While walking the CSF in June-July this year my pack and contents weighed 6kg including water. The pack, which is very old started coming apart after Burgos. When I got to Leon it was unusable, so I sent it with some of my gear, on to Santiago. I bought a cheap day pack and took only the following with me to all the way to Fisterra.
1 pair shorts,
1 tee shirt,
1 long sleeve tee shirt,
1 light non lined nylon jacket,
2 pairs underpants,
1 pair Icebreaker marino socks,
1 very light thin plastic poncho,
1 small kitchen knife,
1 silk sleeping bag liner,
12 safety pins for hanging up laundry (Better than pegs),
A few band-aids,
1 pair light sandals
1 toothbrush,
1 cake of soap,
1 small microfibre towel,
1 very small torch,
1 very small toilet roll.
1 330mm soft drink bottle as a water bottle.

I wore shorts and tee shirt, underpants, socks and boots and a sun hat.

That was everything, no phone or electronic stuff, in fact nothing else was necessary.

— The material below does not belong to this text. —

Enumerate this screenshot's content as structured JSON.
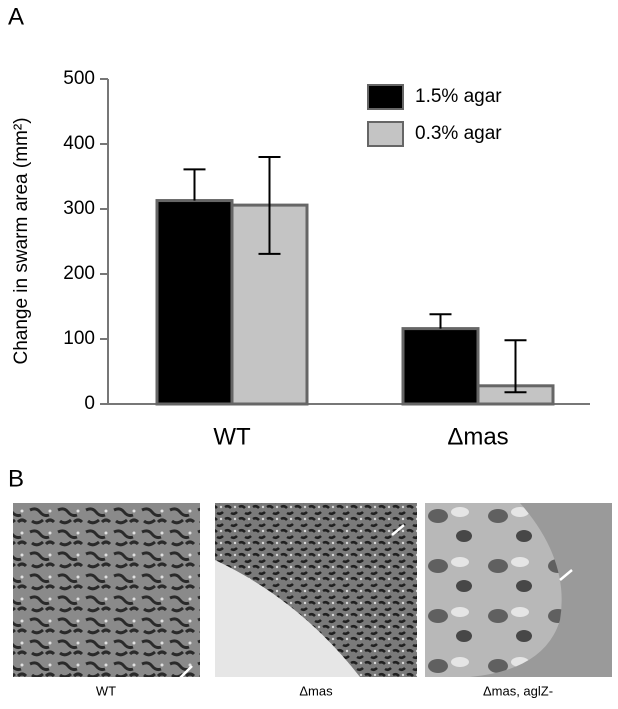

I do not know what this weighed as I had no means of doing so, but I do know that it was a lot better than my original pack and made walking a lot better and more comfortable. It made 35k days a reasonable walk.
I will probably take pretty much the same next time but I would get a better fitting pack.
 
Camino(s) past & future
Camino Frances (2018)
A place to attach a trash bag when I am collecting pilgrim debris along the way. Can also be where I put wet, muddy sandals to dry.
I used them for both of these reasons! I also used one to clip my hat to the strap of my backpack if I wanted to take a break from wearing it for a bit and let my head breathe. They are lightweight plastic carabiners as well (not rated for climbing). If you had a different style of pack along, you may not need them. My pack was 'single compartment' so muddy sandals would have made a mess if I could not clip them to the outside. My backpacking pack I have not has a mesh pocket and a few side pouches so things like that, so I wouldn't bring carabiners in that case.
 
Camino(s) past & future
Camino Frances (2018)
Thank you for posting such a thoroughly researched packing list, @spreadsheetdirtbags. This is going to be my new Camino go to packing list.
Glad to hear it! As I was reviewing it to put it together I was realizing where I could have trimmed even more - but that came from the experience of doing it (no way I could have known everything before going!) I plan to write a page or post that specifically lists 'things from my list that I would not bring if I went again' as right now that info is in there if you read all the descriptions, but is not 'quickly available' on a second read through.